The implementation of ecosystem-based management is a multi-year process based on flexibility and adaptive management. The aim is to find solutions to effectively manage both human well-being and ecological integrity.
Creation of Funds
Signing the historical land use agreements with participating First Nations in the Coastal Area culminated in the establishment of the Coast Opportunity Funds in 2007, comprising the Conservation Fund and the Economic Development Fund. The fund's Board of Directors developed a strategic plan and set goals for the funds.
Access to Funds
By signing the Strategic Land Use Planning Agreement the Ulkatcho First Nation becomes eligible to seek funding from the $58 million Economic Development Fund. The Economic Development Fund is intended to support eligible sustainable businesses and community-based employment opportunities in the Coastal Area consistent with goals of conservation.

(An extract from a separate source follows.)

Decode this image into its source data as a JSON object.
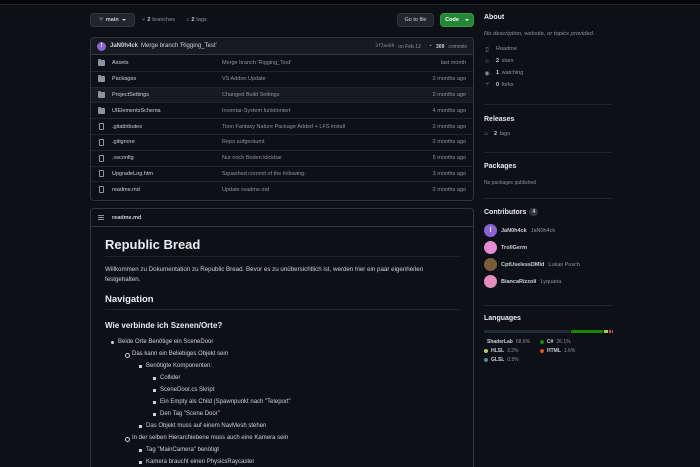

Economic Development Fund Goals:
- Increasing capacity to realize sustainable economic development opportunities, including increased access to skills development and training.
- Increasing capacity to realize sustainable economic diversification opportunities.

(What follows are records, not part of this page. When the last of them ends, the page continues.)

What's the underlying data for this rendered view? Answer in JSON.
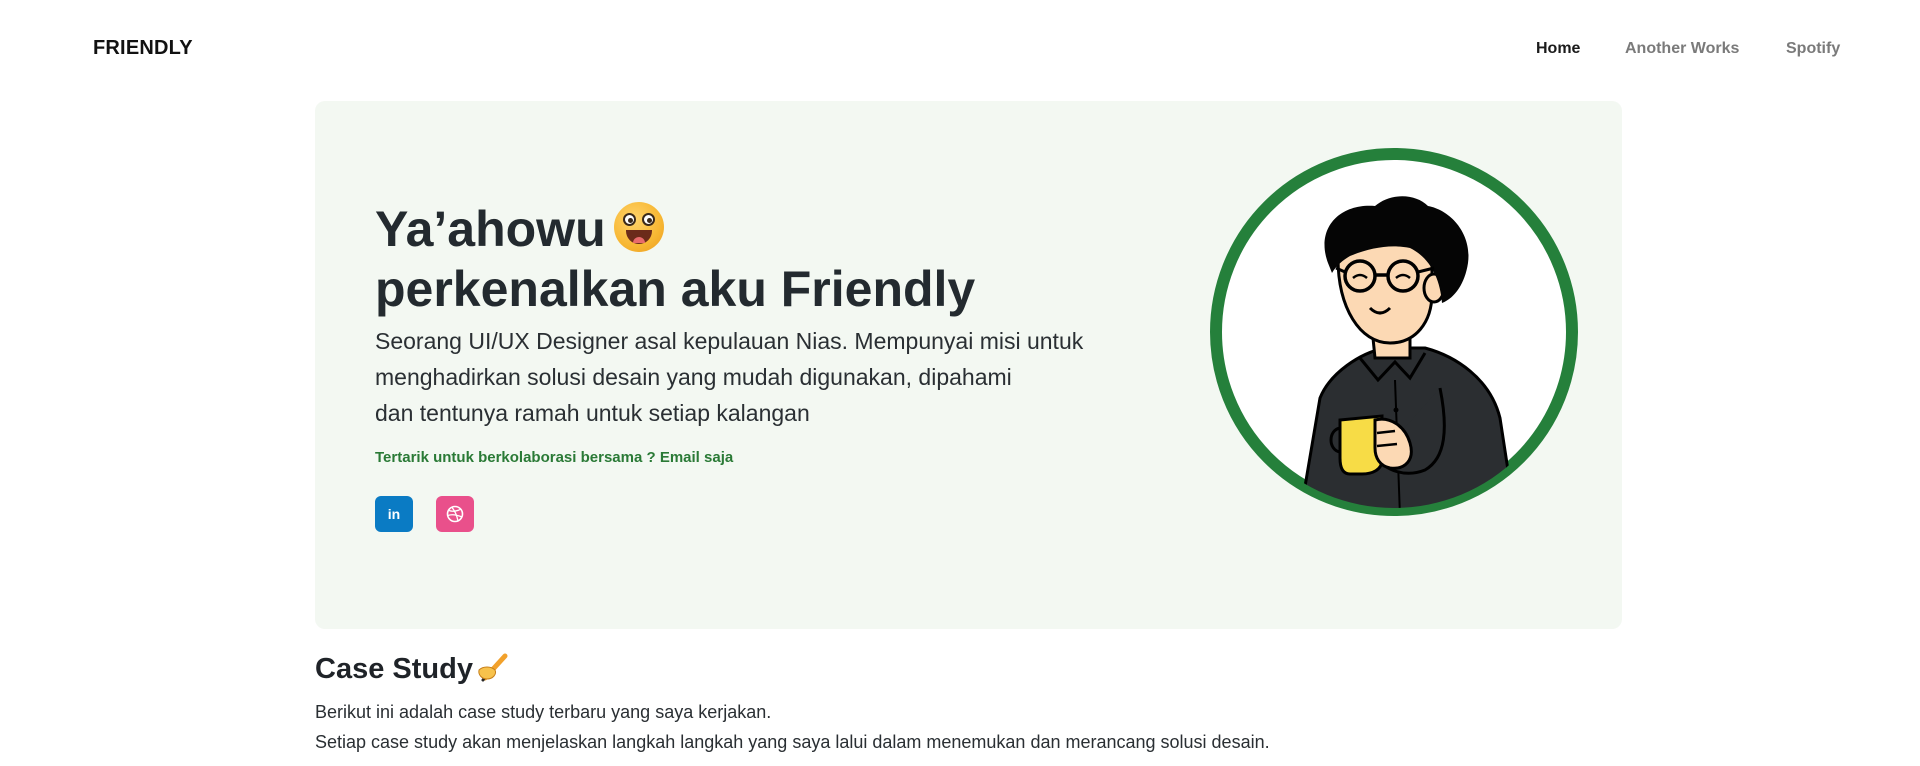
{
  "navbar": {
    "brand": "FRIENDLY",
    "links": [
      {
        "label": "Home",
        "active": true
      },
      {
        "label": "Another Works",
        "active": false
      },
      {
        "label": "Spotify",
        "active": false
      }
    ]
  },
  "hero": {
    "title_line1": "Ya’ahowu",
    "title_line2": "perkenalkan aku Friendly",
    "title_emoji": "grinning-face-emoji",
    "description_lines": [
      "Seorang UI/UX Designer asal kepulauan Nias. Mempunyai misi untuk",
      "menghadirkan solusi desain yang mudah digunakan, dipahami",
      "dan tentunya ramah untuk setiap kalangan"
    ],
    "cta": "Tertarik untuk berkolaborasi bersama ? Email saja",
    "social": [
      {
        "icon": "linkedin-icon",
        "glyph": "in",
        "color": "#0a7bc4"
      },
      {
        "icon": "dribbble-icon",
        "glyph": "",
        "color": "#e9508b"
      }
    ],
    "avatar_ring_color": "#25803b",
    "background_color": "#f3f8f2"
  },
  "case_study": {
    "title": "Case Study",
    "title_emoji": "writing-hand-emoji",
    "description_lines": [
      "Berikut ini adalah case study terbaru yang saya kerjakan.",
      "Setiap case study akan menjelaskan langkah langkah yang saya lalui dalam menemukan dan merancang solusi desain."
    ]
  }
}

- Enhancing the economic infrastructure of the north and central B.C. coast to support First Nations businesses.
- Growing their economic share of commercial activities, such as shellfish aquaculture, tourism, and cultural products.
- Increasing the number of businesses owned by First Nations communities or individuals living in the Coastal Area.
- Leveraging increased investment in sustainable business partnerships.
- Contributing towards a stable or increasing population in the Coastal Area.
- Increasing participation in, and contributions towards, the provincial economy.
- Improving employment levels and decreasing unemployment rates.
- Increasing average annual incomes.
Examples of Eligible Activities for Economic Development Fund Support:
- Shellfish aquaculture.
- Technology and communications.
- Tourism, including cruises and wildlife viewing.
- Economic development capital corporations utilizing funding standards consistent with those of the Economic Development Fund.
- Mushroom harvesting.
- Non-timber forest products.
- Ecosystem-based management compliant forestry operations.
- Non-nuclear and non-carbon burning energy projects.
- Green building projects.
- Small-scale, non-toxic, subsurface rock, mineral or gem extraction.